As children we always saw the other gender as some enemy and we did our best to stay away from them. We sulked when teachers made us sit next to boys because boys were bad and we just wanted to stay with our female counterparts. Boys treated us with equal disdain and would coin several banters that were aimed to belittle us.

Having grown up however, we realise that the other gender is part of the jigsaw that is supposed to complete us. We are like pestle and motor and we need the other half to thrive.

Mother nature in her wisdom limited asexual reproduction in plants and decided that animals like us we had to mix with the opposite gender, and even threw in some fun to encourage its agenda of procreation. We therefore belong with the person we are in a relationship with and not besties as we call them.

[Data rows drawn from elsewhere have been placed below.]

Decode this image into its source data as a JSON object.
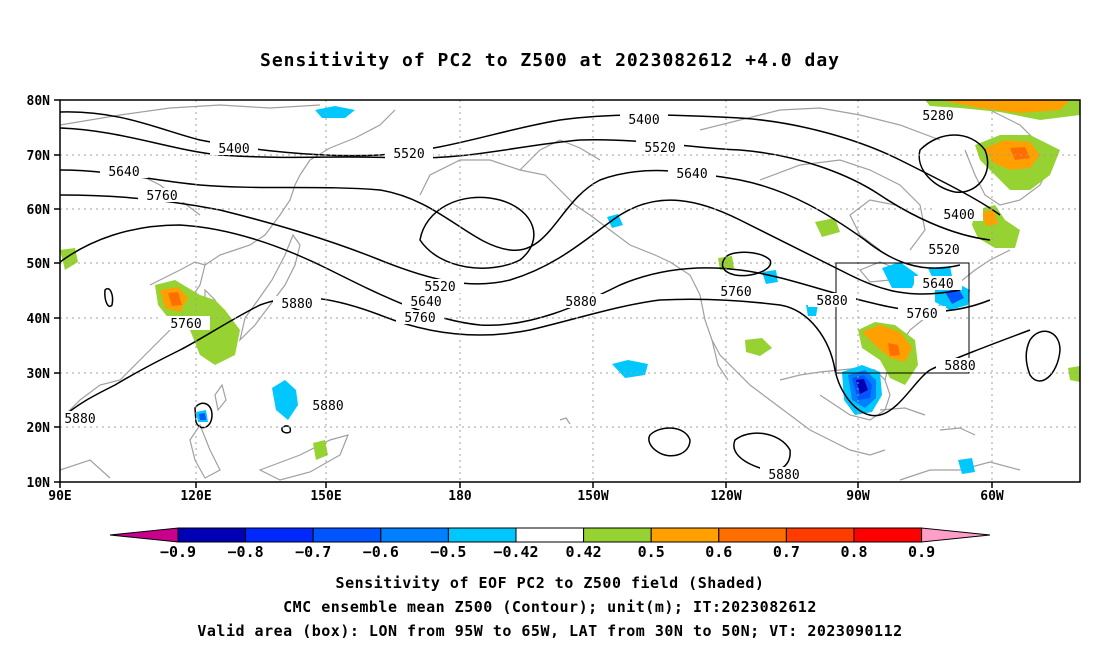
{
  "title": "Sensitivity of PC2 to Z500 at 2023082612 +4.0 day",
  "lat_labels": [
    "80N",
    "70N",
    "60N",
    "50N",
    "40N",
    "30N",
    "20N",
    "10N"
  ],
  "lon_labels": [
    "90E",
    "120E",
    "150E",
    "180",
    "150W",
    "120W",
    "90W",
    "60W"
  ],
  "contour_labels": {
    "c5400a": "5400",
    "c5400b": "5400",
    "c5400c": "5400",
    "c5520a": "5520",
    "c5520b": "5520",
    "c5520c": "5520",
    "c5520d": "5520",
    "c5640a": "5640",
    "c5640b": "5640",
    "c5640c": "5640",
    "c5640d": "5640",
    "c5760a": "5760",
    "c5760b": "5760",
    "c5760c": "5760",
    "c5760d": "5760",
    "c5760e": "5760",
    "c5880a": "5880",
    "c5880b": "5880",
    "c5880c": "5880",
    "c5880d": "5880",
    "c5880e": "5880",
    "c5880f": "5880",
    "c5280": "5280"
  },
  "colorbar": {
    "labels": [
      "-0.9",
      "-0.8",
      "-0.7",
      "-0.6",
      "-0.5",
      "-0.42",
      "0.42",
      "0.5",
      "0.6",
      "0.7",
      "0.8",
      "0.9"
    ],
    "colors": [
      "#0000b4",
      "#0028ff",
      "#0055ff",
      "#0080ff",
      "#00c8ff",
      "#ffffff",
      "#96d232",
      "#ffa000",
      "#ff6e00",
      "#ff3c00",
      "#ff0000"
    ],
    "left_arrow_color": "#c8008c",
    "right_arrow_color": "#ff9ec8"
  },
  "valid_box": {
    "lon_from": "95W",
    "lon_to": "65W",
    "lat_from": "30N",
    "lat_to": "50N"
  },
  "captions": {
    "line1": "Sensitivity of EOF PC2 to Z500 field (Shaded)",
    "line2": "CMC ensemble mean Z500 (Contour); unit(m); IT:2023082612",
    "line3": "Valid area (box): LON from 95W to 65W, LAT from 30N to 50N; VT: 2023090112"
  },
  "colors": {
    "coast": "#a0a0a0",
    "grid": "#a0a0a0",
    "contour": "#000000"
  }
}
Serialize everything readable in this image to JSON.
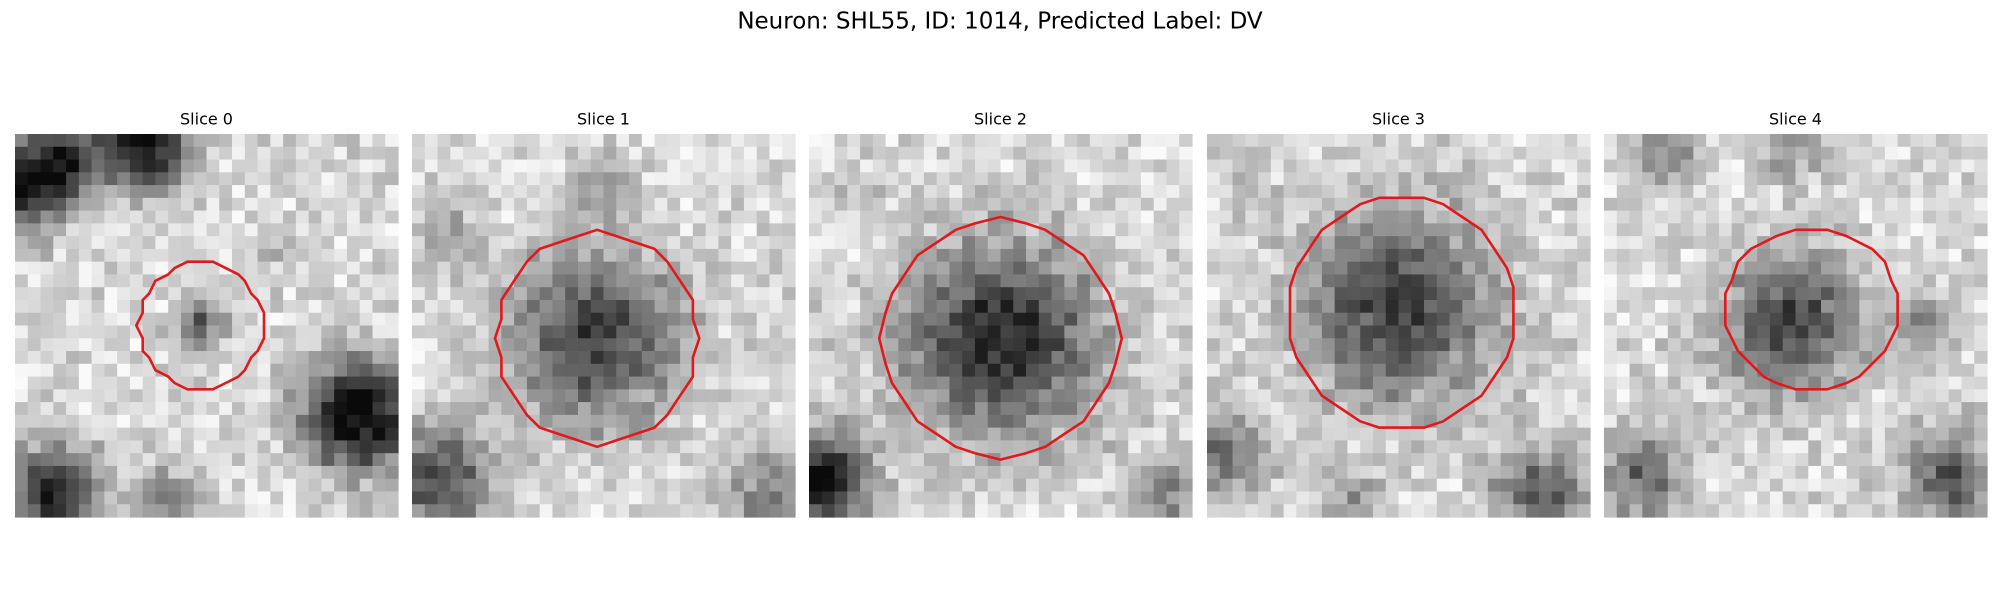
{
  "figure": {
    "title": "Neuron: SHL55, ID: 1014, Predicted Label: DV",
    "panels": [
      {
        "title": "Slice 0"
      },
      {
        "title": "Slice 1"
      },
      {
        "title": "Slice 2"
      },
      {
        "title": "Slice 3"
      },
      {
        "title": "Slice 4"
      }
    ]
  }
}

It is laughable that we expect our friends to prioritise us before their significant partners and will not fail to remind them of the numerous times we stood by them when previous relationships failed. It is as if we are always waiting for relationships to end so that we can continue being needed. How does a friend put you before a partner they plan to spend the rest of their lives with? Partners in a relationship share a far deeper connection, that it's absurd we would expect our friends to put their lovers aside for the platonic friendship that we share.

After marriage a man and a woman will leave their respective families and start one of their own. Never do we see parents and siblings jostling for relevance in their children/siblings lives yet we that call ourselves friends want to be saved a spot right in the middle of the marital bed.

Hard as it may be to accept, we need to learn that love shifts with time. The moment a woman gives birth, her children become her priority and even though she still loves her family and friends, the child takes the priority.

Friends should therefore not feel shortchanged when attention dwindles. We must stop cursing our friends when they cannot show up at every party or join us for a football match. Guilt tripping friends simply because they can no longer spend time with you will only widen the rift between you two.

Perhaps the only lasting pact we should have is that of our friends promising never to drool over our partners. That no matter what, they will never make our partners secret lovers unless we are dead and buried and they have only stepped in to take care of the children we left behind. Thinking that your friends will place you above their partners is a pure delusion!